San Sebastian’da bir pazar günü öğlen ne yenir? Ben yolumu her seferinde Pescadaria caddesine düşürüyorum. Önce Txepetxa’da birbirinden nefis ançüezli pintxoları (tapas) Bask bölgesinin köpüklü şarabı txakoli ile eşleştiriyorum. Yanına üstüne zeytinyağı dökülmüş söğüş ahtapotları da ekliyorum. Kimselere aldırış etmeden, barda her yere döke döke yiyorum. Keza sıcak çıtır ekmekler üzerinde gelen pavuryaları ve ançüezleri başka türlü yemek pek mümkün değil.
Sonra Bar Nestor’a geçiyorum. Orada en sevdiğim şey kızarmış küçük yeşil biberler (Pimientos de Padron).
Yanına kokusunu onlarca metre uzaktan alabildiğiniz domatesler geliyor. Üstünde harika bir zeytinyağı ve deniz tuzu ile birlikte.
Bir diğer spesiyal olan dana eti ise her zaman aynı kalitede olmuyor. Bazen sert geliyor. En yağlı olanını seçin. Nestor onu sizin için pişirsin.
Bu güzel öğle saatleri, yazın denizden kurt gibi aç çıkınca daha da anlamlı oluyor. San Sebastian’ın metrekareye en çok michelin yıldızı düşen, sofistike bir yer olduğunu unutup, fiyat/kalite dengesinde sizi çok mutlu eden pintxos barlarına kendinizi atıyorsunuz. Yukarıda tuttukları şişelerden dökülen txakoli şaraplar bardağınızda köpürürken, siz de taze deniz mahsullerinin keyfini çıkarıyorsunuz.
Tüm bu spesiyalleinin yanında Bar Nestor’un çok basit bir spesiyali var. Nestor’un karısının bunlar seneler önce yaptığı bir tortilla mekanda çok tutuyor. Bu ilgi sebebiyle hergün çıkarmaya başlıyorlar. Günde yalnızca 2 kere ve toplam 32 dilim olacak şekilde…

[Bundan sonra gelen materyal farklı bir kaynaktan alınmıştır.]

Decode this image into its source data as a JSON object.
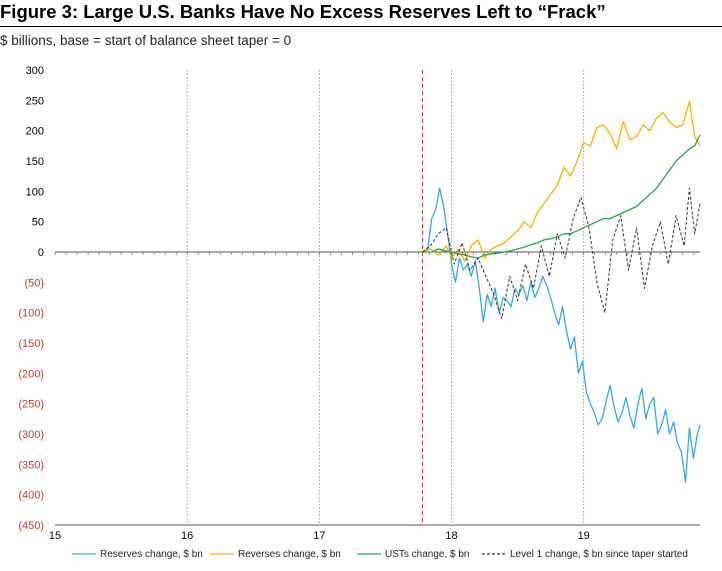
{
  "chart_data": {
    "type": "line",
    "title": "Figure 3: Large U.S. Banks Have No Excess Reserves Left to “Frack”",
    "subtitle": "$ billions, base = start of balance sheet taper = 0",
    "xlabel": "",
    "ylabel": "",
    "xlim": [
      15.0,
      19.88
    ],
    "ylim": [
      -450,
      300
    ],
    "x_tick_values": [
      15,
      16,
      17,
      18,
      19
    ],
    "x_tick_labels": [
      "15",
      "16",
      "17",
      "18",
      "19"
    ],
    "y_ticks": [
      {
        "value": 300,
        "label": "300",
        "negative": false
      },
      {
        "value": 250,
        "label": "250",
        "negative": false
      },
      {
        "value": 200,
        "label": "200",
        "negative": false
      },
      {
        "value": 150,
        "label": "150",
        "negative": false
      },
      {
        "value": 100,
        "label": "100",
        "negative": false
      },
      {
        "value": 50,
        "label": "50",
        "negative": false
      },
      {
        "value": 0,
        "label": "0",
        "negative": false
      },
      {
        "value": -50,
        "label": "(50)",
        "negative": true
      },
      {
        "value": -100,
        "label": "(100)",
        "negative": true
      },
      {
        "value": -150,
        "label": "(150)",
        "negative": true
      },
      {
        "value": -200,
        "label": "(200)",
        "negative": true
      },
      {
        "value": -250,
        "label": "(250)",
        "negative": true
      },
      {
        "value": -300,
        "label": "(300)",
        "negative": true
      },
      {
        "value": -350,
        "label": "(350)",
        "negative": true
      },
      {
        "value": -400,
        "label": "(400)",
        "negative": true
      },
      {
        "value": -450,
        "label": "(450)",
        "negative": true
      }
    ],
    "vertical_gridlines": [
      16,
      17,
      18,
      19
    ],
    "taper_start_x": 17.78,
    "zero_line": 0,
    "legend_position": "bottom",
    "colors": {
      "reserves": "#3aa6dd",
      "reverses": "#f0b400",
      "usts": "#2aa24a",
      "level1": "#333333",
      "taper_line": "#d93030",
      "negative_tick": "#c0392b",
      "positive_tick": "#000000",
      "grid": "#888888",
      "zero_axis": "#555555"
    },
    "series": [
      {
        "key": "reserves",
        "name": "Reserves change, $ bn",
        "dash": "solid",
        "x": [
          17.78,
          17.82,
          17.85,
          17.88,
          17.91,
          17.94,
          17.97,
          18.0,
          18.03,
          18.06,
          18.09,
          18.12,
          18.15,
          18.18,
          18.21,
          18.24,
          18.27,
          18.3,
          18.33,
          18.36,
          18.39,
          18.42,
          18.45,
          18.48,
          18.51,
          18.54,
          18.57,
          18.6,
          18.63,
          18.66,
          18.69,
          18.72,
          18.75,
          18.78,
          18.81,
          18.84,
          18.87,
          18.9,
          18.93,
          18.96,
          18.99,
          19.02,
          19.05,
          19.08,
          19.11,
          19.14,
          19.17,
          19.2,
          19.23,
          19.26,
          19.29,
          19.32,
          19.35,
          19.38,
          19.41,
          19.44,
          19.47,
          19.5,
          19.53,
          19.56,
          19.59,
          19.62,
          19.65,
          19.68,
          19.71,
          19.74,
          19.77,
          19.8,
          19.83,
          19.86,
          19.88
        ],
        "values": [
          0,
          5,
          55,
          70,
          105,
          75,
          30,
          -20,
          -50,
          -10,
          -30,
          -20,
          -40,
          -15,
          -60,
          -115,
          -70,
          -90,
          -60,
          -100,
          -75,
          -80,
          -90,
          -60,
          -70,
          -55,
          -80,
          -50,
          -75,
          -60,
          -40,
          -55,
          -75,
          -100,
          -120,
          -90,
          -130,
          -160,
          -140,
          -200,
          -180,
          -230,
          -250,
          -265,
          -285,
          -275,
          -245,
          -220,
          -255,
          -280,
          -265,
          -240,
          -270,
          -290,
          -250,
          -225,
          -275,
          -250,
          -240,
          -300,
          -285,
          -260,
          -300,
          -280,
          -315,
          -330,
          -380,
          -290,
          -340,
          -300,
          -285
        ]
      },
      {
        "key": "reverses",
        "name": "Reverses change, $ bn",
        "dash": "solid",
        "x": [
          17.78,
          17.84,
          17.9,
          17.96,
          18.0,
          18.05,
          18.1,
          18.15,
          18.2,
          18.25,
          18.3,
          18.35,
          18.4,
          18.45,
          18.5,
          18.55,
          18.6,
          18.65,
          18.7,
          18.75,
          18.8,
          18.85,
          18.9,
          18.95,
          19.0,
          19.05,
          19.1,
          19.15,
          19.2,
          19.25,
          19.3,
          19.35,
          19.4,
          19.45,
          19.5,
          19.55,
          19.6,
          19.65,
          19.7,
          19.75,
          19.8,
          19.84,
          19.88
        ],
        "values": [
          0,
          5,
          -5,
          10,
          -10,
          5,
          -15,
          10,
          20,
          -10,
          5,
          10,
          15,
          25,
          35,
          50,
          40,
          65,
          80,
          95,
          110,
          140,
          125,
          150,
          180,
          175,
          205,
          210,
          195,
          170,
          215,
          185,
          190,
          210,
          200,
          220,
          230,
          215,
          205,
          210,
          248,
          190,
          175
        ]
      },
      {
        "key": "usts",
        "name": "USTs change, $ bn",
        "dash": "solid",
        "x": [
          17.78,
          17.85,
          17.9,
          17.95,
          18.0,
          18.05,
          18.1,
          18.15,
          18.2,
          18.25,
          18.3,
          18.35,
          18.4,
          18.45,
          18.5,
          18.55,
          18.6,
          18.65,
          18.7,
          18.75,
          18.8,
          18.85,
          18.9,
          18.95,
          19.0,
          19.05,
          19.1,
          19.15,
          19.2,
          19.25,
          19.3,
          19.35,
          19.4,
          19.45,
          19.5,
          19.55,
          19.6,
          19.65,
          19.7,
          19.75,
          19.8,
          19.84,
          19.88
        ],
        "values": [
          0,
          0,
          5,
          2,
          0,
          -3,
          -5,
          -8,
          -10,
          -5,
          -3,
          -2,
          0,
          2,
          5,
          8,
          12,
          15,
          20,
          22,
          25,
          30,
          30,
          35,
          40,
          45,
          50,
          55,
          55,
          60,
          65,
          70,
          75,
          85,
          95,
          105,
          120,
          135,
          150,
          160,
          170,
          175,
          193
        ]
      },
      {
        "key": "level1",
        "name": "Level 1 change, $ bn since taper started",
        "dash": "dashed",
        "x": [
          17.78,
          17.84,
          17.9,
          17.96,
          18.02,
          18.08,
          18.14,
          18.2,
          18.26,
          18.32,
          18.38,
          18.44,
          18.5,
          18.56,
          18.62,
          18.68,
          18.74,
          18.8,
          18.86,
          18.92,
          18.98,
          19.04,
          19.1,
          19.16,
          19.22,
          19.28,
          19.34,
          19.4,
          19.46,
          19.52,
          19.58,
          19.64,
          19.7,
          19.76,
          19.8,
          19.84,
          19.88
        ],
        "values": [
          0,
          10,
          30,
          40,
          -20,
          15,
          -30,
          -10,
          -40,
          -70,
          -110,
          -40,
          -80,
          -20,
          -60,
          10,
          -40,
          30,
          -10,
          55,
          90,
          40,
          -50,
          -100,
          20,
          60,
          -30,
          40,
          -60,
          10,
          50,
          -20,
          60,
          10,
          105,
          30,
          80
        ]
      }
    ],
    "legend": [
      {
        "key": "reserves",
        "label": "Reserves change, $ bn"
      },
      {
        "key": "reverses",
        "label": "Reverses change, $ bn"
      },
      {
        "key": "usts",
        "label": "USTs change, $ bn"
      },
      {
        "key": "level1",
        "label": "Level 1 change, $ bn since taper started"
      }
    ]
  }
}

İlk tortilla saat 1’de çıkıyor. Bu 16 dilimlik patatesli omletten alabilmek için saat 12’den itibaren listeye adınızı yazdırmanız lâzım. Yazın uyarayaım 12’yi 10 gece gibi liste dolar, ilgi o denli fazla. Akşam ise 8’de çıkan tortilla için 7’de isminizi yazdırmanız lâzım. Şimdi sorabilirsiniz “bu kadar basit bir yemek için bu çileye değer mi?” diye. Ne yalan söyleyeyim bunu tadan biri olarak Karadeniz’de çok daha güzellerini yediğimi söyleyebilirim.
Yine de Nestor’u tebrik etmek lâzım. Bir omlet bile kapılarda kuyruk oluşturuyorsa,insanlar saatler önce isim yazdırmak için vakitlerinden çalıyorsa, bir küçük bar tüm şehirde isminden söz ettiriyorsa bunu sağlayan adamı da takdir ediyorum.

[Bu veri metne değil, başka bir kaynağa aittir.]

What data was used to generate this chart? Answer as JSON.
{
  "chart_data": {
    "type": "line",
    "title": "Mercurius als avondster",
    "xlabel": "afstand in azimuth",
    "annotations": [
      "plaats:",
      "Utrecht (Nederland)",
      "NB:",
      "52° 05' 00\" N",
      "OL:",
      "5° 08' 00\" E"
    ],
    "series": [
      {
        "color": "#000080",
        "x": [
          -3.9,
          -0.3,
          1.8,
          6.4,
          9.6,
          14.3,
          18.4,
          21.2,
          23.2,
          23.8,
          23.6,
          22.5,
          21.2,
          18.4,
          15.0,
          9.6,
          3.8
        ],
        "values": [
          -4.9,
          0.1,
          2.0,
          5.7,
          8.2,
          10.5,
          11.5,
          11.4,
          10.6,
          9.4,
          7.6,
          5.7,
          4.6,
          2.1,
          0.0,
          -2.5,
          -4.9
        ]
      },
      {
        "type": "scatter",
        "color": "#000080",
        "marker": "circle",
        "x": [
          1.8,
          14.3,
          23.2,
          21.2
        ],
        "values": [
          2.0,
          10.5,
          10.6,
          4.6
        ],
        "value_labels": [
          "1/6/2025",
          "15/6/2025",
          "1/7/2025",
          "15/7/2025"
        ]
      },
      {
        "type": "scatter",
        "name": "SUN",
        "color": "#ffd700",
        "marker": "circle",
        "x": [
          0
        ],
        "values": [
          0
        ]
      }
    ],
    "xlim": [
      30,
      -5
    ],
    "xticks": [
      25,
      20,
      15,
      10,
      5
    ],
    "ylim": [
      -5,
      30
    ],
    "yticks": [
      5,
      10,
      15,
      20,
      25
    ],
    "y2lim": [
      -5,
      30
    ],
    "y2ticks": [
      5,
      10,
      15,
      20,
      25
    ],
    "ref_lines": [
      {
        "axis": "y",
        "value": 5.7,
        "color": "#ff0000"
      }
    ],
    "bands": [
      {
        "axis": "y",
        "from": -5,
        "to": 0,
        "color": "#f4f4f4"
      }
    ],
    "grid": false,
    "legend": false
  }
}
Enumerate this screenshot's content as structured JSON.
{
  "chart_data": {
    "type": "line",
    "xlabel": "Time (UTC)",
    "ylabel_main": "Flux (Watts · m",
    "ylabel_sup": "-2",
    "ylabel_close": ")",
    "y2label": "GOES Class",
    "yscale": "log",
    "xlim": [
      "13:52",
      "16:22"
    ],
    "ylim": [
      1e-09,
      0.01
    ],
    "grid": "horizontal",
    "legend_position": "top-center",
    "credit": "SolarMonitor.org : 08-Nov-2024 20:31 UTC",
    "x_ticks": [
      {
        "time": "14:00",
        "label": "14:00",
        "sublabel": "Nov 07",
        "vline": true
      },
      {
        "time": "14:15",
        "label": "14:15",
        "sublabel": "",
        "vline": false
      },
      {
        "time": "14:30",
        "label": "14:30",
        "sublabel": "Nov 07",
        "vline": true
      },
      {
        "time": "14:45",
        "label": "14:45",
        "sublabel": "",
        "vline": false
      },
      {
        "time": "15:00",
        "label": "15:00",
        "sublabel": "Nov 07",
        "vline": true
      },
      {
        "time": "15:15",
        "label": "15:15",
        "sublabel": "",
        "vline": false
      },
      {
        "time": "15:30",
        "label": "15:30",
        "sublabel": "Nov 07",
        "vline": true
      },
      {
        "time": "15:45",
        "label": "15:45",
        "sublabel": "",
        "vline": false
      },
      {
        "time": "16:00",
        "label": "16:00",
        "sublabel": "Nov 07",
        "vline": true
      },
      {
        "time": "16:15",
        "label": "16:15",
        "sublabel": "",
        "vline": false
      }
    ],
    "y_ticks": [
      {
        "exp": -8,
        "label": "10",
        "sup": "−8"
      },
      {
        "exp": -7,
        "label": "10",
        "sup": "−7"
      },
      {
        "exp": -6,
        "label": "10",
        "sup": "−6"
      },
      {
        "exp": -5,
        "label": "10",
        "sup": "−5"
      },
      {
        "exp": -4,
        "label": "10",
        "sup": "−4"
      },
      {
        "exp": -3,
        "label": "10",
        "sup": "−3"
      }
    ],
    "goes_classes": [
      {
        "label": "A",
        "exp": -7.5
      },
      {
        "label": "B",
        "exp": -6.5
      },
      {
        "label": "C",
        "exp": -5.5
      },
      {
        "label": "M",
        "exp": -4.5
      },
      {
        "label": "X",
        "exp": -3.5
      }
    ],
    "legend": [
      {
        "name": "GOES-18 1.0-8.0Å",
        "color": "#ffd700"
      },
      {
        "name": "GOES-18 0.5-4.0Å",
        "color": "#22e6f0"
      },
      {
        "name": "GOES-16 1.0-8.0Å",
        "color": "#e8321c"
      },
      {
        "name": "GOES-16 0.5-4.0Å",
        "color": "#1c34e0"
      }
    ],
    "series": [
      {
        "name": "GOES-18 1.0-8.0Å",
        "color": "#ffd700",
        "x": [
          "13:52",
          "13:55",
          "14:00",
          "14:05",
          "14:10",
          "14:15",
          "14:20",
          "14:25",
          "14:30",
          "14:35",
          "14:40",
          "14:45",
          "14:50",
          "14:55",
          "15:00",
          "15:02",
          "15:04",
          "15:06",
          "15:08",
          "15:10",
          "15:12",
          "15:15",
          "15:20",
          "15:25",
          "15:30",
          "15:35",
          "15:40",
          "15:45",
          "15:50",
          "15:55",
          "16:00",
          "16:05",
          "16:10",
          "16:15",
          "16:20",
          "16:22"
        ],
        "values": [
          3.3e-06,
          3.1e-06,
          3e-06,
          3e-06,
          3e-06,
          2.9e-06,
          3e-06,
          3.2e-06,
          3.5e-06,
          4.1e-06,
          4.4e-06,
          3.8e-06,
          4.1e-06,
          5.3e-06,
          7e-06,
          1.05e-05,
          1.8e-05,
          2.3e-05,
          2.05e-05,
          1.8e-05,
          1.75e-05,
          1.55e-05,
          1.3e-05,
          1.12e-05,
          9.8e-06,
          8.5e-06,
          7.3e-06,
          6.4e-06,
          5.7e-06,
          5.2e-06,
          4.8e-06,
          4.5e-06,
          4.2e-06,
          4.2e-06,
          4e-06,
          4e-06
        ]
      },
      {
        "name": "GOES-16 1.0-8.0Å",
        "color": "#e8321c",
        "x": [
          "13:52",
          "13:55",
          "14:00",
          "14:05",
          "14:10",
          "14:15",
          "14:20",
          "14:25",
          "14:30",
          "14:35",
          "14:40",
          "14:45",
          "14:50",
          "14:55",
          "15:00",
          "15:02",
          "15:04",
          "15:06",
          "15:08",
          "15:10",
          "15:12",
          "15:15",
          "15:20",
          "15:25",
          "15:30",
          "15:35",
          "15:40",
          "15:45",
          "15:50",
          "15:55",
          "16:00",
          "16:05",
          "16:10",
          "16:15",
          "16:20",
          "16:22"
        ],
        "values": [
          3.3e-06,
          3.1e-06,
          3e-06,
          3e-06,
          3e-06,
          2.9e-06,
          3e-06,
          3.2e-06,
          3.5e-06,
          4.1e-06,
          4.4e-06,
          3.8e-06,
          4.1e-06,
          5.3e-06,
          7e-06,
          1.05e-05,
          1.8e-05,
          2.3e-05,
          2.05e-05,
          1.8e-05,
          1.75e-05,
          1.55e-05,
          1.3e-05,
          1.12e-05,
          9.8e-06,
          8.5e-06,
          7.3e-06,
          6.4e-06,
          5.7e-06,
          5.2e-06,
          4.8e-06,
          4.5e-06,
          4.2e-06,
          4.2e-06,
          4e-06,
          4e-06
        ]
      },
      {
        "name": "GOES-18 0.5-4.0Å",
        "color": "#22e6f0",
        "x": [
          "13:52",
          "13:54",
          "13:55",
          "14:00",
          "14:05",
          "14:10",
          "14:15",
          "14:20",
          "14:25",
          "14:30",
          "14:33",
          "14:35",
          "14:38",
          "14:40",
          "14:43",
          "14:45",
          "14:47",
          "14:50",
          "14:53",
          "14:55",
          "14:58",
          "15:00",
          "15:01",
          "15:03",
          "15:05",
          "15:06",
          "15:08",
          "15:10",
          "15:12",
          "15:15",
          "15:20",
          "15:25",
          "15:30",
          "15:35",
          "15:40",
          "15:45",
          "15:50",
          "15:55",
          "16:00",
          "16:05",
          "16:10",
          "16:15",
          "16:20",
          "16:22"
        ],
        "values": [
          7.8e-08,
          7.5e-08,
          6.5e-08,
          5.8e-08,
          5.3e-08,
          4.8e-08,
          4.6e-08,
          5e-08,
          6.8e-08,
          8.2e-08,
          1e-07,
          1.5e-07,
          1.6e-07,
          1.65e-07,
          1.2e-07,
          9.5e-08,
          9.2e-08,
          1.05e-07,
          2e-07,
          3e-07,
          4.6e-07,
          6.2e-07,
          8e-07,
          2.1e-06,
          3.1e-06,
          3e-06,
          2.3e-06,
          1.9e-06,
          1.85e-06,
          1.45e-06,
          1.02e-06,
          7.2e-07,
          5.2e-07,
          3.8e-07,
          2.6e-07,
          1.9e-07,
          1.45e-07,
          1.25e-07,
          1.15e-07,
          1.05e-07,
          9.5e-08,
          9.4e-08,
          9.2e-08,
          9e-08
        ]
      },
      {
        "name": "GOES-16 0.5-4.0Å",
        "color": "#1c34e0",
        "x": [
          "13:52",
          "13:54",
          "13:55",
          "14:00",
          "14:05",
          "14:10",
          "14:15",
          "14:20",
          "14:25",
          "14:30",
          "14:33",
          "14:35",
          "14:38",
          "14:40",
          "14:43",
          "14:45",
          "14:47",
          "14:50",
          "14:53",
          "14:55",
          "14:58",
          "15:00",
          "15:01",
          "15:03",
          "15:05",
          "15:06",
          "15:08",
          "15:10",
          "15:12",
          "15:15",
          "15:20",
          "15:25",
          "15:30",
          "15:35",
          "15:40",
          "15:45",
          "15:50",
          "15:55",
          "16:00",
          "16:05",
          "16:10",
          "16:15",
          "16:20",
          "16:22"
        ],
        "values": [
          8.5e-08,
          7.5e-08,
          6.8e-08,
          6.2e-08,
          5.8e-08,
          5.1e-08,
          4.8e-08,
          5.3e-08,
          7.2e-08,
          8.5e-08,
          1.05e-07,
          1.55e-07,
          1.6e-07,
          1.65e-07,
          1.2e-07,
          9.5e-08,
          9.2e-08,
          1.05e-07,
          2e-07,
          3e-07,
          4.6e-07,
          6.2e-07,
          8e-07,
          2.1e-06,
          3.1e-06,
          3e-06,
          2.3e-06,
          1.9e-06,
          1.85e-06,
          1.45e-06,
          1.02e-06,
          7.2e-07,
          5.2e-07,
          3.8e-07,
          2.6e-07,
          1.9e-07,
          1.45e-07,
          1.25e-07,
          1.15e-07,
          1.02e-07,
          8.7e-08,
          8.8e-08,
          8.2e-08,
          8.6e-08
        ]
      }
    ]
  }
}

Bu arada tortillası için belirtmek istediğim bir şey var. İspanya’da bazı yerlerde tortilla içi kuru olarak da sunuluyor. Aslında içinin ıslak olması daha iyi. Patatesler kurumamalı. Bar Nestor’unki işte bu sebeple çok tutuluyor. Kişisel fikrim Nestor’un esas başarısının, arz kontrolünü iyi yapmasından kaynaklandığı yönünde. Kolay erişilemeyen yemek, en lezzetliyi bile solluyor.
Ne yazık ki bu küçük pintxos barlarda engelliler için olanak yok. Ambiyans ise çok basit. Ben de zaten bu halini seviyorum.